Após ter o medicamento liberado por parte do plano de saúde Hapvida/Notredame, a vigilante patrimonial Elizangela Oliveira Lima, de 31 anos, deverá ser transferida para continuar o tratamento em São José do Rio Preto, em São Paulo. A pouso-alegrense lutava na Justiça pela liberação do medicamento de alto custo, que vai ajudar em sua luta contra o câncer de mama.
Em vídeo gravado nesta quinta-feira (21/5), junto ao marido Diego, Elizangela disse que vai terminar a radioterapia que está realizando em Barretos, onde segue internada no Hospital do Câncer, antes de ser transferida para continuar o tratamento na unidade de saúde do Hapvida/Notredame. em Rio Preto.
“Eu quero agradecer primeiramente à Deus, depois a minha família, aos meus amigos, a população de Pouso Alegre. Todos se comoveram para esse caso. Se chegou onde chegou, foi graças a cada compartilhamento de vocês. Quero agradecer de coração. Estou aqui em Barretos ainda, porque eu preciso finalizar um procedimento de radioterapia que eu estou fazendo no pulmão. E logo que esse tratamento for encerrado, nós vamos ser transferidos”, disse ela no vídeo enviado ao Terra do Mandu.
Foto enviada pelo casal ao Terra do Mandu, nesta quinta-feira, 21 de maio
O esposo de Elizangela, Diego Gomes Silva, confirmou que o plano de saúde entrou em contato com ele na noite desta quarta-feira (20/5), após toda repercussão do caso na mídia e redes sociais. Diego cita que a mulher segue tratando uma doença secundária, que apareceu após a demora na liberação do medicamento.
“No dia de ontem, quarta-feira, a operadora do nosso convênio entrou em contato comigo, informando que liberou algumas ampolas para o tratamento da minha esposa, dando acesso ao medicamento. A gente segue aqui internado no Hospital de Amor, tratando de uma doença secundária, que é efeito da demora ao acesso ao medicamento. A gente encerrando esse tratamento, que é primordial para a saúde dela, seremos transferidos para um hospital da Hapvida em Rio Preto, e nessa estrutura a gente vai dar continuidade ao tratamento dela com a quimioterapia”, explica Diego.

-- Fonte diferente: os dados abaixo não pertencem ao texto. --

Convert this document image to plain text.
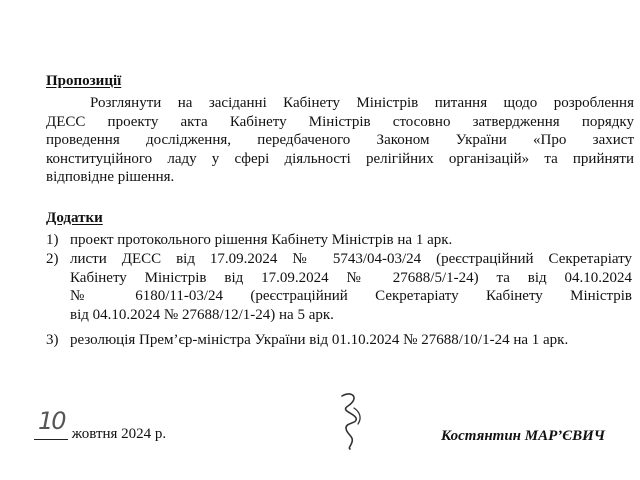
Пропозиції
Розглянути на засіданні Кабінету Міністрів питання щодо розроблення
ДЕСС проекту акта Кабінету Міністрів стосовно затвердження порядку
проведення дослідження, передбаченого Законом України «Про захист
конституційного ладу у сфері діяльності релігійних організацій» та прийняти
відповідне рішення.
Додатки
1) проект протокольного рішення Кабінету Міністрів на 1 арк.
2) листи ДЕСС від 17.09.2024 № 5743/04-03/24 (реєстраційний Секретаріату
Кабінету Міністрів від 17.09.2024 № 27688/5/1-24) та від 04.10.2024
№ 6180/11-03/24 (реєстраційний Секретаріату Кабінету Міністрів
від 04.10.2024 № 27688/12/1-24) на 5 арк.
3) резолюція Прем’єр-міністра України від 01.10.2024 № 27688/10/1-24 на 1 арк.
10 жовтня 2024 р.	Костянтин МАР’ЄВИЧ
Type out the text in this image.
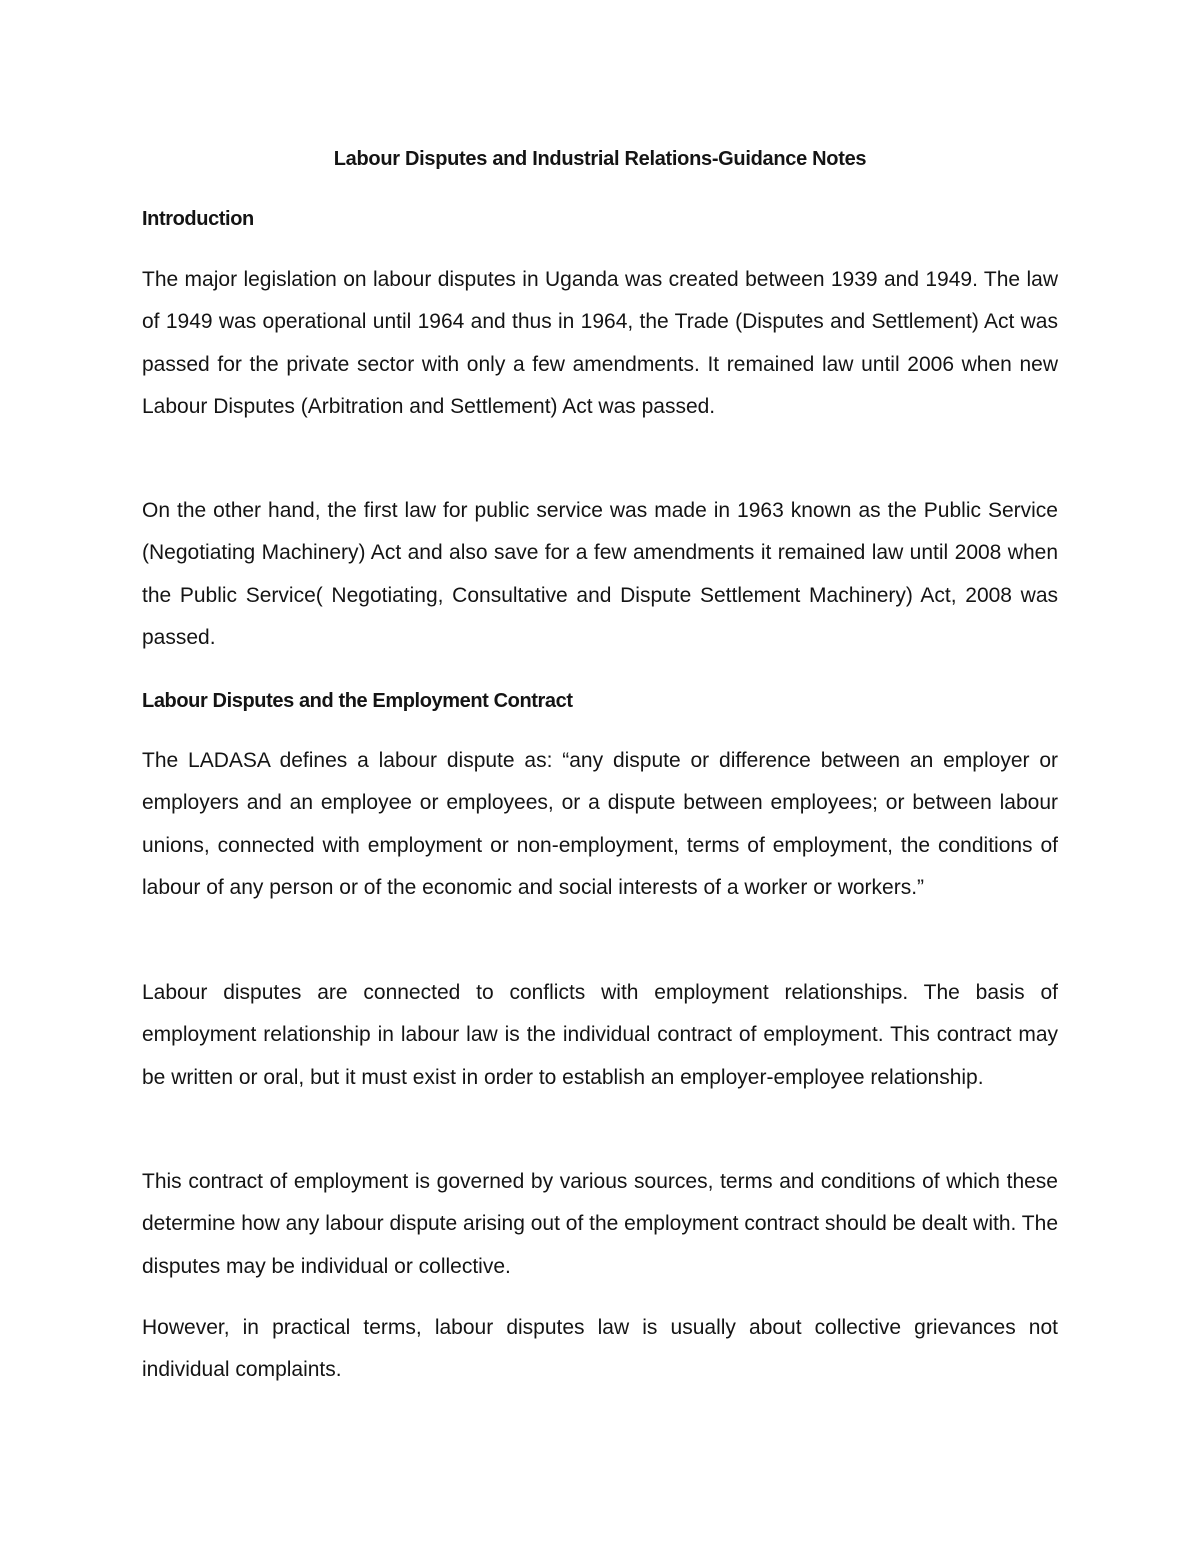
Labour Disputes and Industrial Relations-Guidance Notes
Introduction

The major legislation on labour disputes in Uganda was created between 1939 and 1949. The law of 1949 was operational until 1964 and thus in 1964, the Trade (Disputes and Settlement) Act was passed for the private sector with only a few amendments. It remained law until 2006 when new Labour Disputes (Arbitration and Settlement) Act was passed.

On the other hand, the first law for public service was made in 1963 known as the Public Service (Negotiating Machinery) Act and also save for a few amendments it remained law until 2008 when the Public Service( Negotiating, Consultative and Dispute Settlement Machinery) Act, 2008 was passed.

Labour Disputes and the Employment Contract

The LADASA defines a labour dispute as: “any dispute or difference between an employer or employers and an employee or employees, or a dispute between employees; or between labour unions, connected with employment or non-employment, terms of employment, the conditions of labour of any person or of the economic and social interests of a worker or workers.”

Labour disputes are connected to conflicts with employment relationships. The basis of employment relationship in labour law is the individual contract of employment. This contract may be written or oral, but it must exist in order to establish an employer-employee relationship.

This contract of employment is governed by various sources, terms and conditions of which these determine how any labour dispute arising out of the employment contract should be dealt with. The disputes may be individual or collective.

However, in practical terms, labour disputes law is usually about collective grievances not individual complaints.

Natural de Pouso Alegre, Sul de Minas, Elizângela descobriu o câncer de mama triplo negativo, que é raro, durante a gestação do filho caçula em 2024, hoje com 11 meses de vida. O câncer de mama triplo negativo (CMTN) é um dos subtipos mais desafiadores e agressivos da oncologia.
No dia 30 de maio, Elizângela completará 32 anos. Ela tem quatro filhos. Ela tinha conquistado na Justiça o direito a receber, através do plano de saúde, o remédio Sacituzumab. Segundo a família, são necessários quase R$ 70 mil por mês para compra do medicamento para o tratamento da mulher.
Entretanto, a Hapvida se negou a fornecer o medicamento e não cumpriu ainda uma liminar da Justiça, que a obrigada a entregar o medicamento para a paciente com câncer. O Terra do Mandu procurou a empresa de convênio nesta quarta, que emitiu uma nota se justificando e informando que o medicamento estaria liberado.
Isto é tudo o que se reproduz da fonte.